At the time of this writing, I’m through chapter six, “Norselands,” of my re-read. So far, my impression of my first novel is largely aligning with the back-matter I wrote in 2020, and my additional notes have been merely expanded observations.
Looking ahead, I’m anticipating one chapter where I will take some strong exception with the opinion and outlook I had when I first wrote that chapter. That chapter is number twelve, “Liberty.”
In brief, Kal gets himself stranded on a hyper-capitalist dictatorship world, and must get himself involved in their workforce in order to survive.
What I expect to find when I arrive at this chapter are numerous details that expound what I thought, back in 2012, constituted harassment and mistreatment in the workplace. Unfortunately, I now possess a much more refined sense of what workplace harassment and abuse actually consist of, and I expect to find the situations that I invented in 2012 naive and blinkered.
There is even the chance that I could decide that I now so vehemently disagree with the narrative thrust of this chapter that I’m unwilling to continue publishing the novel. However, I think that possibility is fairly small. The most likely outcome is that it will suffice for me to excoriate my younger self in the novel’s expanded back-matter.

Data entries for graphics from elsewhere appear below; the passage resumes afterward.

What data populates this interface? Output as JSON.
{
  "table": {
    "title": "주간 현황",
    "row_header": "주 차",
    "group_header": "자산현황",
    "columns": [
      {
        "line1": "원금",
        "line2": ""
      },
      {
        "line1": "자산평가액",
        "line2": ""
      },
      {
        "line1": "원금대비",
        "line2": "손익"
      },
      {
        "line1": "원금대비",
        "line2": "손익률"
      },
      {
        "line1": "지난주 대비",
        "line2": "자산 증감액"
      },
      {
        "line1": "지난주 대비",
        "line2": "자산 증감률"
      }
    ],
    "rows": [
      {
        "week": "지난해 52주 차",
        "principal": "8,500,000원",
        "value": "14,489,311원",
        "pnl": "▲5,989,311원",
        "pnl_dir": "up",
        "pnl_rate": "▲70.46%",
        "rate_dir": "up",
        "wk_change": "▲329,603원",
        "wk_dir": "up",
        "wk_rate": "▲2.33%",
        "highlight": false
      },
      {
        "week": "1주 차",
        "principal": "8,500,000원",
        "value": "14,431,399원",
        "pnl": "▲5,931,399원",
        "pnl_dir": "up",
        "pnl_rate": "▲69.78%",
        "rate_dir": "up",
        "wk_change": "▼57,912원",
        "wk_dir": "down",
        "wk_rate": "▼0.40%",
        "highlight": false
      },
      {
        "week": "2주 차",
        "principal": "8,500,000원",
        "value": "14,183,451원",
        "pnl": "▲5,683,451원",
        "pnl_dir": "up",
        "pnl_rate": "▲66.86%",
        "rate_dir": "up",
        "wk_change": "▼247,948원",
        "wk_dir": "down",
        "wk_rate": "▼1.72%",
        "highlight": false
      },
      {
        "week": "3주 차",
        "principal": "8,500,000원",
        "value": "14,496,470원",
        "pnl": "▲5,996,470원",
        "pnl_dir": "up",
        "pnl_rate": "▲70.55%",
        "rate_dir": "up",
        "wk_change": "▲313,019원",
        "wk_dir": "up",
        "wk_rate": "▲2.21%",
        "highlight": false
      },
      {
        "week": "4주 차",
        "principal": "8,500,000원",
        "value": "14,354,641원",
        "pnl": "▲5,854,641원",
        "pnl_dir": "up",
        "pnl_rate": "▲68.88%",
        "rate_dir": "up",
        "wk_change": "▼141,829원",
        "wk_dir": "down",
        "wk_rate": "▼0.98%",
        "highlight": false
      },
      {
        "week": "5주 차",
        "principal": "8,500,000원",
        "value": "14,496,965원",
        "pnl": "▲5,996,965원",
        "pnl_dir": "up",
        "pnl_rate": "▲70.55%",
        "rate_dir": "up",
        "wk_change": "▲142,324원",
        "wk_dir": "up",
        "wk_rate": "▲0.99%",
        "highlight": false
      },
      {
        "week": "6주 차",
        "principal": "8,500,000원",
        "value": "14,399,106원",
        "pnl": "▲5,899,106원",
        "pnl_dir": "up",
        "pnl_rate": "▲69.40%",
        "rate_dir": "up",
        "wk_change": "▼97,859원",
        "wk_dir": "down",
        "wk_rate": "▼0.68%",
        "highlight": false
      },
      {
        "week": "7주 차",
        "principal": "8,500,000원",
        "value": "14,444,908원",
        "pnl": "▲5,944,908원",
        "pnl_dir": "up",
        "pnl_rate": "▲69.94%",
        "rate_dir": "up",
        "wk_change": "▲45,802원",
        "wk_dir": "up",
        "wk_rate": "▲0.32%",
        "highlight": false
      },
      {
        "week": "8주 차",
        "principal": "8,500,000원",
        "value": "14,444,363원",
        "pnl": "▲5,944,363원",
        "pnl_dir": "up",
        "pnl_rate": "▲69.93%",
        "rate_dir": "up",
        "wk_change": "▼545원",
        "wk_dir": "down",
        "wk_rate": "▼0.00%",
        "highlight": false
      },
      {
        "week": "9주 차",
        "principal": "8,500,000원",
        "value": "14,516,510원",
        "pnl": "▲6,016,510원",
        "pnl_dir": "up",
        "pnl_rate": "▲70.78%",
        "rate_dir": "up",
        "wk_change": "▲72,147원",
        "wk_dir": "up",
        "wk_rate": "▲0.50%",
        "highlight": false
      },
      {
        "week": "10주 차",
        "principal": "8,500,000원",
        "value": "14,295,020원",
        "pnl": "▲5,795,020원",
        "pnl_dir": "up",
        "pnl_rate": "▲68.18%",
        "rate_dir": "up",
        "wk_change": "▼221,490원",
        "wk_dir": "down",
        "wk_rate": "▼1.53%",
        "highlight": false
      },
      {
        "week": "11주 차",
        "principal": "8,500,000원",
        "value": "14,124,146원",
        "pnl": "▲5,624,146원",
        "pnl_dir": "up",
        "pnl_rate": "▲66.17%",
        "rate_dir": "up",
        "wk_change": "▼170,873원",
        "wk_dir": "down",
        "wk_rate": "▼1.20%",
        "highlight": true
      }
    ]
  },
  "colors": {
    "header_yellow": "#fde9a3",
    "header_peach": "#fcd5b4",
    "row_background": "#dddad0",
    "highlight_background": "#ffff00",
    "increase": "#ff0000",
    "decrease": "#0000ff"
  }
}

One of the coolest things about writing fiction comes when more than a decade has passed since the initial publication. For about the first five years after one publishes a novel, it still feels like “your” novel. Starting at about the five year mark, it starts to gain a quality that I can only define as feeling historical rather than personal. By the decade mark, that historicalization erupts into something new: the novel feels like something “I made” only in the abstract sense. I chalk that up to the fact that I am now so radically different than I was a decade ago that it’s almost as if a completely different person wrote it.
But, what makes the situation different than a novel actually written by someone else is that, unlike with the other random novelist, there’s a direct, unbroken line connecting the guy I am now with the guy who wrote my novel.

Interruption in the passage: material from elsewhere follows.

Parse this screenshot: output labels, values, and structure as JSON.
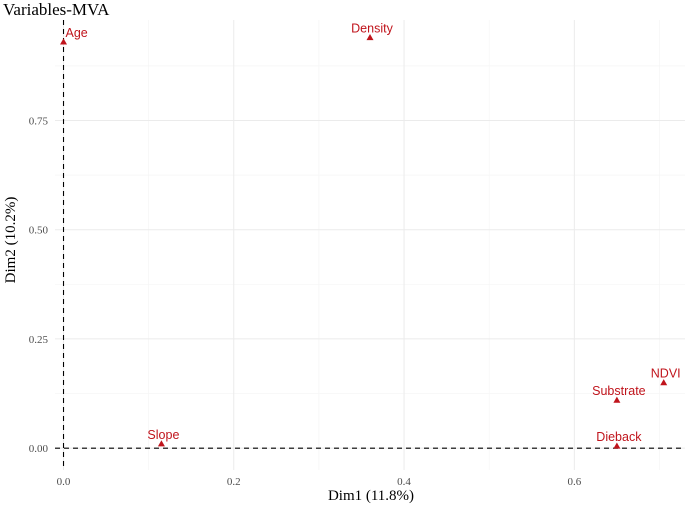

To put this in concrete terms, reading Voyage Embarkation now allows me to experience myself how I was at age 30. How I was at age 20 remains just shards of college memories. It’s essentially lost forever. But age 30 can still be experienced if I just pick up a particular book and spend ten or so hours with it.

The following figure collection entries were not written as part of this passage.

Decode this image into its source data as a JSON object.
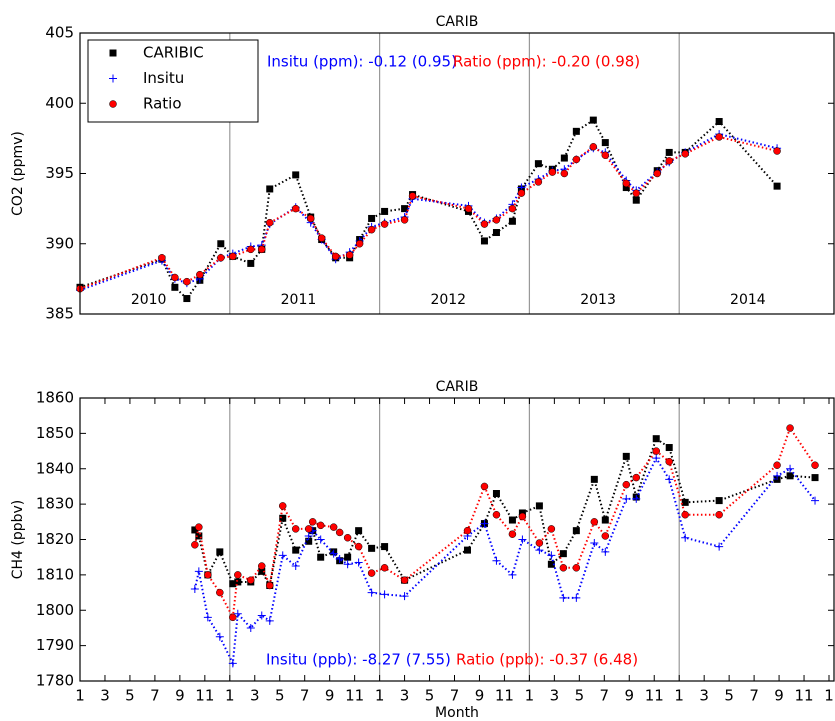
{
  "chart_data": [
    {
      "type": "line",
      "title": "CARIB",
      "y_label": "CO2 (ppmv)",
      "x": [
        0,
        6.56,
        7.6,
        8.56,
        9.6,
        11.28,
        12.24,
        13.68,
        14.56,
        15.2,
        17.28,
        18.48,
        19.36,
        20.48,
        21.6,
        22.4,
        23.36,
        24.4,
        26.0,
        26.64,
        31.12,
        32.4,
        33.36,
        34.64,
        35.36,
        36.72,
        37.84,
        38.8,
        39.76,
        41.12,
        42.08,
        43.76,
        44.56,
        46.24,
        47.2,
        48.48,
        51.2,
        55.84
      ],
      "series": [
        {
          "name": "CARIBIC",
          "color": "#000000",
          "marker": "square",
          "values": [
            386.9,
            388.9,
            386.9,
            386.1,
            387.4,
            390.0,
            389.1,
            388.6,
            389.6,
            393.9,
            394.9,
            391.9,
            390.3,
            389.0,
            389.0,
            390.3,
            391.8,
            392.3,
            392.5,
            393.5,
            392.3,
            390.2,
            390.8,
            391.6,
            393.9,
            395.7,
            395.3,
            396.1,
            398.0,
            398.8,
            397.2,
            394.0,
            393.1,
            395.2,
            396.5,
            396.5,
            398.7,
            394.1
          ]
        },
        {
          "name": "Insitu",
          "color": "#0000ff",
          "marker": "plus",
          "values": [
            386.7,
            388.8,
            387.5,
            387.2,
            387.5,
            389.0,
            389.3,
            389.8,
            389.9,
            391.4,
            392.6,
            391.5,
            390.3,
            388.9,
            389.4,
            390.2,
            391.2,
            391.5,
            391.9,
            393.2,
            392.7,
            391.5,
            391.8,
            392.8,
            394.0,
            394.6,
            395.2,
            395.3,
            396.0,
            396.8,
            396.5,
            394.5,
            393.8,
            395.1,
            395.8,
            396.5,
            397.8,
            396.8
          ]
        },
        {
          "name": "Ratio",
          "color": "#ff0000",
          "marker": "circle",
          "values": [
            386.8,
            389.0,
            387.6,
            387.3,
            387.8,
            389.0,
            389.1,
            389.6,
            389.6,
            391.5,
            392.5,
            391.8,
            390.4,
            389.1,
            389.2,
            390.0,
            391.0,
            391.4,
            391.7,
            393.4,
            392.5,
            391.4,
            391.7,
            392.5,
            393.6,
            394.4,
            395.1,
            395.0,
            396.0,
            396.9,
            396.3,
            394.3,
            393.6,
            395.0,
            395.9,
            396.4,
            397.6,
            396.6
          ]
        }
      ],
      "xlim": [
        0,
        60.4
      ],
      "ylim": [
        385,
        405
      ],
      "yticks": [
        385,
        390,
        395,
        400,
        405
      ],
      "vlines": [
        12,
        24,
        36,
        48
      ],
      "year_labels": [
        "2010",
        "2011",
        "2012",
        "2013",
        "2014"
      ],
      "legend": "upper left",
      "annotations": [
        {
          "text": "Insitu (ppm): -0.12 (0.95)",
          "color": "#0000ff"
        },
        {
          "text": "Ratio (ppm): -0.20 (0.98)",
          "color": "#ff0000"
        }
      ]
    },
    {
      "type": "line",
      "title": "CARIB",
      "y_label": "CH4 (ppbv)",
      "x_label": "Month",
      "x": [
        9.2,
        9.52,
        10.24,
        11.2,
        12.24,
        12.64,
        13.68,
        14.56,
        15.2,
        16.24,
        17.28,
        18.32,
        18.64,
        19.28,
        20.32,
        20.8,
        21.44,
        22.32,
        23.36,
        24.4,
        26.0,
        31.04,
        32.4,
        33.36,
        34.64,
        35.44,
        36.8,
        37.76,
        38.72,
        39.76,
        41.2,
        42.08,
        43.76,
        44.56,
        46.16,
        47.2,
        48.48,
        51.2,
        55.84,
        56.88,
        58.88
      ],
      "series": [
        {
          "name": "CARIBIC",
          "color": "#000000",
          "marker": "square",
          "values": [
            1822.7,
            1821,
            1810,
            1816.5,
            1807.5,
            1808,
            1808,
            1811,
            1807,
            1826,
            1817,
            1819.5,
            1822.5,
            1815,
            1816.5,
            1814,
            1815,
            1822.5,
            1817.5,
            1818,
            1808.5,
            1817,
            1824.5,
            1833,
            1825.5,
            1827.5,
            1829.5,
            1813,
            1816,
            1822.5,
            1837,
            1825.5,
            1843.5,
            1832,
            1848.5,
            1846,
            1830.5,
            1831,
            1837,
            1838,
            1837.5
          ]
        },
        {
          "name": "Insitu",
          "color": "#0000ff",
          "marker": "plus",
          "values": [
            1806,
            1811,
            1798,
            1792.5,
            1785,
            1799,
            1795,
            1798.5,
            1797,
            1815.5,
            1812.5,
            1821,
            1822.5,
            1820,
            1816,
            1814.5,
            1813,
            1813.5,
            1805,
            1804.5,
            1804,
            1821,
            1824.5,
            1814,
            1810,
            1820,
            1817,
            1815.5,
            1803.5,
            1803.5,
            1819,
            1816.5,
            1831.5,
            1831.5,
            1843,
            1837,
            1820.5,
            1818,
            1838,
            1840,
            1831
          ]
        },
        {
          "name": "Ratio",
          "color": "#ff0000",
          "marker": "circle",
          "values": [
            1818.5,
            1823.5,
            1810,
            1805,
            1798,
            1810,
            1808.5,
            1812.5,
            1807,
            1829.5,
            1823,
            1823,
            1825,
            1824,
            1823.5,
            1822,
            1820.5,
            1818,
            1810.5,
            1812,
            1808.5,
            1822.5,
            1835,
            1827,
            1821.5,
            1826.5,
            1819,
            1823,
            1812,
            1812,
            1825,
            1821,
            1835.5,
            1837.5,
            1845,
            1842,
            1827,
            1827,
            1841,
            1851.5,
            1841
          ]
        }
      ],
      "xlim": [
        0,
        60.4
      ],
      "ylim": [
        1780,
        1860
      ],
      "yticks": [
        1780,
        1790,
        1800,
        1810,
        1820,
        1830,
        1840,
        1850,
        1860
      ],
      "xticks": [
        {
          "value": 0,
          "label": "1"
        },
        {
          "value": 2,
          "label": "3"
        },
        {
          "value": 4,
          "label": "5"
        },
        {
          "value": 6,
          "label": "7"
        },
        {
          "value": 8,
          "label": "9"
        },
        {
          "value": 10,
          "label": "11"
        },
        {
          "value": 12,
          "label": "1"
        },
        {
          "value": 14,
          "label": "3"
        },
        {
          "value": 16,
          "label": "5"
        },
        {
          "value": 18,
          "label": "7"
        },
        {
          "value": 20,
          "label": "9"
        },
        {
          "value": 22,
          "label": "11"
        },
        {
          "value": 24,
          "label": "1"
        },
        {
          "value": 26,
          "label": "3"
        },
        {
          "value": 28,
          "label": "5"
        },
        {
          "value": 30,
          "label": "7"
        },
        {
          "value": 32,
          "label": "9"
        },
        {
          "value": 34,
          "label": "11"
        },
        {
          "value": 36,
          "label": "1"
        },
        {
          "value": 38,
          "label": "3"
        },
        {
          "value": 40,
          "label": "5"
        },
        {
          "value": 42,
          "label": "7"
        },
        {
          "value": 44,
          "label": "9"
        },
        {
          "value": 46,
          "label": "11"
        },
        {
          "value": 48,
          "label": "1"
        },
        {
          "value": 50,
          "label": "3"
        },
        {
          "value": 52,
          "label": "5"
        },
        {
          "value": 54,
          "label": "7"
        },
        {
          "value": 56,
          "label": "9"
        },
        {
          "value": 58,
          "label": "11"
        },
        {
          "value": 60,
          "label": "1"
        }
      ],
      "vlines": [
        12,
        24,
        36,
        48
      ],
      "annotations": [
        {
          "text": "Insitu (ppb): -8.27 (7.55)",
          "color": "#0000ff"
        },
        {
          "text": "Ratio (ppb): -0.37 (6.48)",
          "color": "#ff0000"
        }
      ]
    }
  ]
}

This is another reason why I see the chance that I yank the novel from publication upon reading “Liberty” as being extremely low. I might disagree with my former self, but he had his reasons for believing what he believed and thinking the way he did, and they came from a place of legitimate (albeit perhaps limited) experience. Each of us only ever possesses limited experience. We’re only ever doing the best we can with the knowledge we have. And I, personally, will continue to take stands and fight for what I believe in. I will also fess up when I discover I was wrong.